“你自己看看,这些——”闫曜梁的怒不可遏,蹲在闫执面前,一手揪着他的衣领,一手随意在地上薅了一把,将满是闫执笔迹的密信摔在了他脸上,“这些,你还说别人心思歹毒,若不是朕警惕察觉,你是不是就要弑父杀君了?”
“这种事你都干得出来,还有什么是你干不出来的?”
满地的信,上面无一不是闫执的笔迹,每一笔都是他勾结西南王的罪证。
“怎么会”他没想到这件事会这么快就暴露出来,“怎么会这样”
汴京的那些人都很是难以控制,且有不少人都不理会他的拉拢,没办法,他只能从各地有兵权的藩王里下手,分派在外的王爷并不多,有兵权的王爷就更少了,能入他闫执眼睛的,也就西南王一个,所以他从去年开始,就联络上了西南王。

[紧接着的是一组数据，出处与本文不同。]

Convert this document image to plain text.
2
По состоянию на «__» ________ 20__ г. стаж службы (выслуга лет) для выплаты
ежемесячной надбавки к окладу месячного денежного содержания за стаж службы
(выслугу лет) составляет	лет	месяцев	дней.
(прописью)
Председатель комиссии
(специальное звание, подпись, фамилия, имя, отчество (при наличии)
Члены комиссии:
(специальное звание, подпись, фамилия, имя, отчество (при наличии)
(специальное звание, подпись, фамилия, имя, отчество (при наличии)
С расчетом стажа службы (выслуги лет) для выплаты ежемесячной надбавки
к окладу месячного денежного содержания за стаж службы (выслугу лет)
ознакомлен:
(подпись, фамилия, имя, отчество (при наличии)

只是两人通信这么久,西南王也没有松口,他知道,对方这是在吊着他,但他有的是耐心,并不介意跟对方周旋。
但他怎么也不会想到,这件事会被父皇察觉,他自诩做事隐蔽,不留痕迹,这
“你勾结藩王想要做什么还需要朕跟你明说吗?朕登基才几年你就这么迫不及待的想要把朕从这个皇位上拉下去,你说今日之事跟你无关,你让朕如何信你?”

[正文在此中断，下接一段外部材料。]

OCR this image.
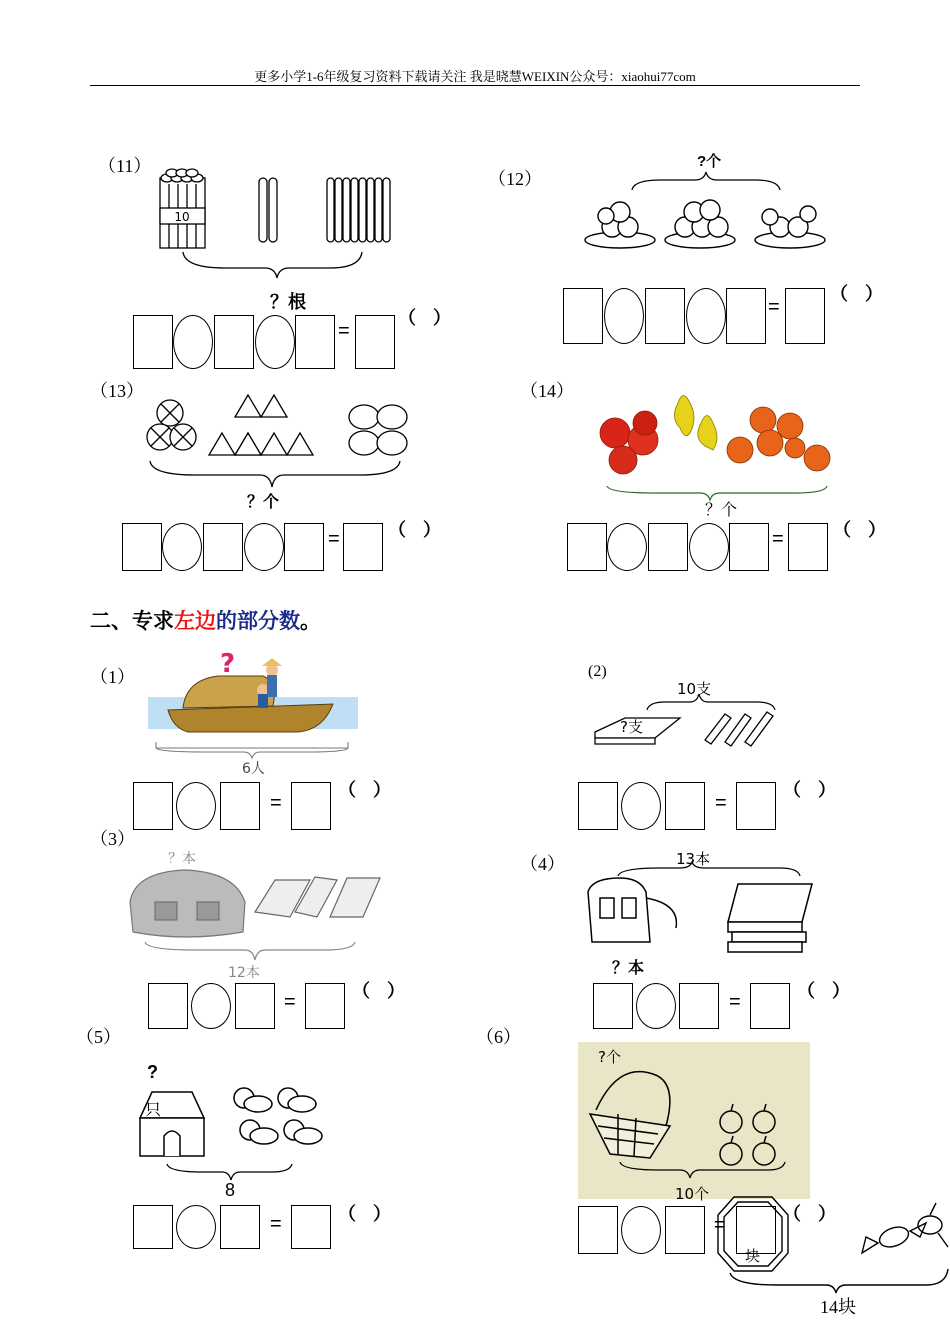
更多小学1-6年级复习资料下载请关注 我是晓慧WEIXIN公众号：xiaohui77com
（11）
10
？根
=
（ ）
（12）
?个
=
（ ）
（13）
？个
=	（ ）
（14）
？个
=	（ ）
二、专求左边的部分数。
（1）	?
6人
=
（ ）
(2)
10支
?支
=
（ ）
（3）
？本
12本
=	（ ）
（4）	13本
？本
=	（ ）
（5）
?
只
8
=	（ ）
（6）
?个
10个
=	（ ）
块
14块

“父皇,儿臣,儿臣——”闫执阵脚彻底乱了,几次张嘴都不知道该怎么解释,他此刻思绪全乱,纠结来纠结去,说出的话更是让本就火冒三丈的闫曜梁更加生气,“儿臣没有想篡夺您的皇位,儿臣只是想为自己多争取点什么,将来您选太子的时候,能多看看我,我——”
“朕登基不过六年,你就开始惦记起了太子之位,你是盼着朕早早驾崩吗?朕要是再活个几十年,你是不是就会等不及直接了结了朕啊!”
“父皇,父皇,儿臣没有,儿臣——”闫执留着泪,抓着闫曜梁的龙袍,像抓住什么救命稻草一样。